Виновный, «отсидев» положенный срок, нехотя встал, сходил на кухню, где погремел для видимости посудой и, кивнув на экран, спросил:

– Ишь, как за границей принято – сердечко пальцами выкладывают… и с ладошки сдувают. Культура, что ни говори.

– Да… и сердце показывают, и кольцо целуют, а потом расходятся на всю жизнь и даже не помнят имени того, кому все это посылали.

– С чего ты взяла?

– Не я. Тарасова Татьяна Анатольевна[22 - Великий тренер по фигурному катанию.] подметила. А она их видела-перевидела, европейцев-то. Знакома с «людским» материалом – пятьдесят золотых медалей учеников… поди, повтори.

Имя-отчество этой женщины Людмила всегда называла полностью, в той уважительности, которую ценила и в себе. Самсонов понял, что час пробил:

– Прогулка не отменяется?

– Да уж одевайся…

Экран мигнул, но в отличие от собрата в другой квартире, погас, довольный примирением.

Байтемиров допил чай, отодвинул масленку и, прищурившись, уставился в окно. Ясное от легкого морозца, утреннее небо наводило на раздумья. Он женат уже тридцать лет. Самсонов только сейчас, а Бочкарев уже и развелся. Опять же Галка… видать, мужику без женщины никак. У каждого своя судьба… и все разные.

Тимур Егорович повернулся к жене – та мыла посуду:

– Да-а-а… ловко Толстова парня захомутала… раз-два и в дамки!

– Не захомутала, а осчастливила. Так и покатился бы вниз – еще и Виктора прихватил бы.

– А Галка тоже осчастливит? – с утра мужчина всегда ощущал прилив сил. – Так одна уже осчастливила, хватит – дочь вона какая вымахала! Да и не подходит она ему – не по Сеньке шапка. Не потянет.

– Ой ли! Да и кто не потянет, я что-то не пойму? Он или Галка? Знал бы ты баб… знаток выискался! Опыт у тебя не тот, чтоб судить-то! Или забыл? Сам два раза уходил! Головенку-то кружило по молодости! О-о-х! Саночки-то заносило! И туда же!.. не потя-я-нет! А у нас? Кто кого тянет?! – жена намеренно загремела посудой.
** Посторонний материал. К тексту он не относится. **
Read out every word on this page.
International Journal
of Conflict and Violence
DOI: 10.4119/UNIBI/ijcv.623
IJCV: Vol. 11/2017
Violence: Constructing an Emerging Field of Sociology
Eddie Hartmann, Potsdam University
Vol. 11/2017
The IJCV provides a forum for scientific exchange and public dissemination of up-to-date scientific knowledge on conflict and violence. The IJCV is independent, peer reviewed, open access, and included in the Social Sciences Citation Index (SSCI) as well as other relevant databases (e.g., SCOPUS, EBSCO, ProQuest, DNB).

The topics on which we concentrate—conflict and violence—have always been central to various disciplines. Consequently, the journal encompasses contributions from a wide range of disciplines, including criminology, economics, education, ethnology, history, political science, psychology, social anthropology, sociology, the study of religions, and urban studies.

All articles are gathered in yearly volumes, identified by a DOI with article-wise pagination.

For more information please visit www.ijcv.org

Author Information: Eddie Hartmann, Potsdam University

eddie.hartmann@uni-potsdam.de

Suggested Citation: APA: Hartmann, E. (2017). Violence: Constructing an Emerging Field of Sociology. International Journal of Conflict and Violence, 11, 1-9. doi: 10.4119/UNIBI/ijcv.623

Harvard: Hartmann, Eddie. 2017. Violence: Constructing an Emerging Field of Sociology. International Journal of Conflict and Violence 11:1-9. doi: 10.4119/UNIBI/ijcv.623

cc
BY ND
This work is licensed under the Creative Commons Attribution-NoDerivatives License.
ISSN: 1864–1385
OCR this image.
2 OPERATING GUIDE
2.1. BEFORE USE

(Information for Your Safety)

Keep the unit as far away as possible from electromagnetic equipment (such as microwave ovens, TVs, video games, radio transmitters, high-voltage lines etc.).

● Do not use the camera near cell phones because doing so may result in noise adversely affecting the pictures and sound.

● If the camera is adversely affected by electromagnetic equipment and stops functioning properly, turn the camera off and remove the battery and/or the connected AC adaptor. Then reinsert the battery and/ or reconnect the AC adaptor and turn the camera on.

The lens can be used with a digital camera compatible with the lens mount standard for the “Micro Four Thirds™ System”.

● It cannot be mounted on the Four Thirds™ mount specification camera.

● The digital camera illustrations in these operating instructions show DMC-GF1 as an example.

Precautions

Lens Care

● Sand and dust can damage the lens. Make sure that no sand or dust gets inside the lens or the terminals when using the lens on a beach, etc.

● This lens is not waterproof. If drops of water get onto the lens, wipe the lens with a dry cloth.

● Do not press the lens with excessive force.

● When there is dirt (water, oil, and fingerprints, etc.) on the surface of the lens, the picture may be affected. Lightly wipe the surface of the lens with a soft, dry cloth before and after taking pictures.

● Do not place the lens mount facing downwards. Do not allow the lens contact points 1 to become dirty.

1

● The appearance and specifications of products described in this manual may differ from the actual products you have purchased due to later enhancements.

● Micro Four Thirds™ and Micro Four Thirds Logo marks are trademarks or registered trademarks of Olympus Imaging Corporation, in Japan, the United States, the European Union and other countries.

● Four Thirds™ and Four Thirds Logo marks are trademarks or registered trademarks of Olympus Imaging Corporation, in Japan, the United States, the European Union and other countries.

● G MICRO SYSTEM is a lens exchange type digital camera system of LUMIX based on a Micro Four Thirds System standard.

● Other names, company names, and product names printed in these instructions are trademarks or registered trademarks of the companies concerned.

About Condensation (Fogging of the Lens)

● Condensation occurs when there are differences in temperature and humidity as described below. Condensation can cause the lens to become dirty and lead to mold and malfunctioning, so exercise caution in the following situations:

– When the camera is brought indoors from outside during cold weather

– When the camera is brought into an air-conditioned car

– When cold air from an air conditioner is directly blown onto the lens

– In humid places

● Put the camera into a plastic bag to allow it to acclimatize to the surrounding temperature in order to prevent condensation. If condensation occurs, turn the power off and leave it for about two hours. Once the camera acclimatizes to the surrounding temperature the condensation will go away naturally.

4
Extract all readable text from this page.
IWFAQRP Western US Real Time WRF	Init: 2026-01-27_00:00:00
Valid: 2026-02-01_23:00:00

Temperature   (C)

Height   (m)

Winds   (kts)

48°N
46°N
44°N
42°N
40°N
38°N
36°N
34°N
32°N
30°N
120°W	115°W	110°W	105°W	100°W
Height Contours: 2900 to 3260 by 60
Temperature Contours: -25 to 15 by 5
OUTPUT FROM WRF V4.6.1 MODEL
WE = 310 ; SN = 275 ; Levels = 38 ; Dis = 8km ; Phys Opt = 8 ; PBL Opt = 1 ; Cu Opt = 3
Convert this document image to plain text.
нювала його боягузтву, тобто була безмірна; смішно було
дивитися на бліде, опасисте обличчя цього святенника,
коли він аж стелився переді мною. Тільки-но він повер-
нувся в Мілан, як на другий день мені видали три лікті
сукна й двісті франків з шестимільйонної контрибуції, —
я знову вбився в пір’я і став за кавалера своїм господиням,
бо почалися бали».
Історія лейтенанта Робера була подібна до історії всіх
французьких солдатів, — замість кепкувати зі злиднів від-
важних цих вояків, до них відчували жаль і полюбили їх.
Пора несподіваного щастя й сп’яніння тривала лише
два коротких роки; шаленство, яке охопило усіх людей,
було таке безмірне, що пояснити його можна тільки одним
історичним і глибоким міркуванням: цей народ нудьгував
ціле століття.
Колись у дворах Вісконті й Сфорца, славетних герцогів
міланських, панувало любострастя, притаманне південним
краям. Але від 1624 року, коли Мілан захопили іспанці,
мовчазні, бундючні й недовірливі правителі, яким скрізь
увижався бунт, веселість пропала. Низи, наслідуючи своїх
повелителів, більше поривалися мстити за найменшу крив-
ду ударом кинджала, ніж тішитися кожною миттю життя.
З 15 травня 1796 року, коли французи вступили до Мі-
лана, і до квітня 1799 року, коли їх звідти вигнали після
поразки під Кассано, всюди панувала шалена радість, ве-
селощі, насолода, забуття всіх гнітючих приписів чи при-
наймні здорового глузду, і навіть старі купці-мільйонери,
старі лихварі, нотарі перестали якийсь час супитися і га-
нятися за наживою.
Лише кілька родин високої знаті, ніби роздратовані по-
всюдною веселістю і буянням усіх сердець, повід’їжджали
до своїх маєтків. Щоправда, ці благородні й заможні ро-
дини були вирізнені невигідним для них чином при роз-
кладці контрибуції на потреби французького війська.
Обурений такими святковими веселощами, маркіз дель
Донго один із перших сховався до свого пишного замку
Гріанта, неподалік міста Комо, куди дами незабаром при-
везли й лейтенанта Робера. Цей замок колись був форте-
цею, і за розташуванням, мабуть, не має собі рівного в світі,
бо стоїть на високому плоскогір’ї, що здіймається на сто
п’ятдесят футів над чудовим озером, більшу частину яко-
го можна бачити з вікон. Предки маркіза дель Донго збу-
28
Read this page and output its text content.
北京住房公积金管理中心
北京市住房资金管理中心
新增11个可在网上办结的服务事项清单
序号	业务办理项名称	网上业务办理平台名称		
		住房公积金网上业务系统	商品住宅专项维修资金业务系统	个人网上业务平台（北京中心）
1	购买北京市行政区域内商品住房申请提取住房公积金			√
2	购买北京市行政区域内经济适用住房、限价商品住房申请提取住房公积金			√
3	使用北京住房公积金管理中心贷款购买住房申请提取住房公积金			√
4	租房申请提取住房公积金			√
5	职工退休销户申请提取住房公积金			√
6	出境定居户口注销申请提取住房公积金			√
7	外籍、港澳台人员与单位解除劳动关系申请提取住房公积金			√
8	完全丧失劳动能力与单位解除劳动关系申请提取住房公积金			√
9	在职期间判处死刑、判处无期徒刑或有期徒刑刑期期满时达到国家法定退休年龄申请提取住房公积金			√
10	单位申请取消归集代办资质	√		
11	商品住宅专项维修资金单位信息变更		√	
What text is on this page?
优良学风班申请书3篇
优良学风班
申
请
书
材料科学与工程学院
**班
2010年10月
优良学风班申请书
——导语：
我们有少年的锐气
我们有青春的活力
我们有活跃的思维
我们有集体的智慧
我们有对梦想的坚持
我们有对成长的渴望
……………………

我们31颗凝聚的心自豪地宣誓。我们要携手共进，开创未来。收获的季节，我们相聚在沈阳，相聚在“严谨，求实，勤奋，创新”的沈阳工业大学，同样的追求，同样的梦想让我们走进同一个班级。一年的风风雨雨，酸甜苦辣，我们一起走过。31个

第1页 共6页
– А вот и не развелся же! – рявкнул с досадой в ответ Тимур, не ожидая поворота и жалея об утрате благодушия утра. – Хотя неизвестно, лучше было бы… – и тут же осекся, вспомнив загулы в беременности супруги, аборт, лишивший его второго ребенка, вину за который так же приписывал себе. Да и нрав жены изменился – тридцать лет срок боевой. Оттянул, как говорится, по полной. Со всеми «штрафбатами». Теперь по струнке вытягивался он. Это на людях та выказывала себя простоватой. Но дома… дома последние годы Байтемиров чаще соглашался. И не жалел. «Да-а-а… верно говорит Самсонов – за всё надо платить» – последняя мысль заставила его два раза кивнуть самому себе.

– То-то! – жена приняла движение за согласие и успокоилась. – Сами разберутся. Господь управит.

Ровно в два Самсонов с Людмилой стояли у памятника русскому самодержцу и стратегу Александру III на берегу Ангары, который сделал величие страны явным, положив начало строительству железной дороги, что соединила столицу империи с Владивостоком и Порт-Артуром, впоследствии – порт «Дальний» на Тихом океане. «Дальний», ныне, уже китайский «Далянь» даст фору любому курорту Европы по бесконечности и комфорту пляжей. Сегодня мало кто вспомнит, что именно в этом городе японцы в начале прошлого века вырезали двадцать тысяч жителей, невзирая на пол и возраст, оставив 36 человек для сожжения тел. Десять дней факел самого страшного костра в мире освещал пир нелюдей. Через четыре года японцев выбили оттуда русские войска. А как «самураи» «попируют» с человеческим «материалом» чуть позже, во Вторую Мировую, государю не суждено было увидеть.

– Вон, идут, – Самсонов заулыбался. Утренняя ноша нехотя полегчала.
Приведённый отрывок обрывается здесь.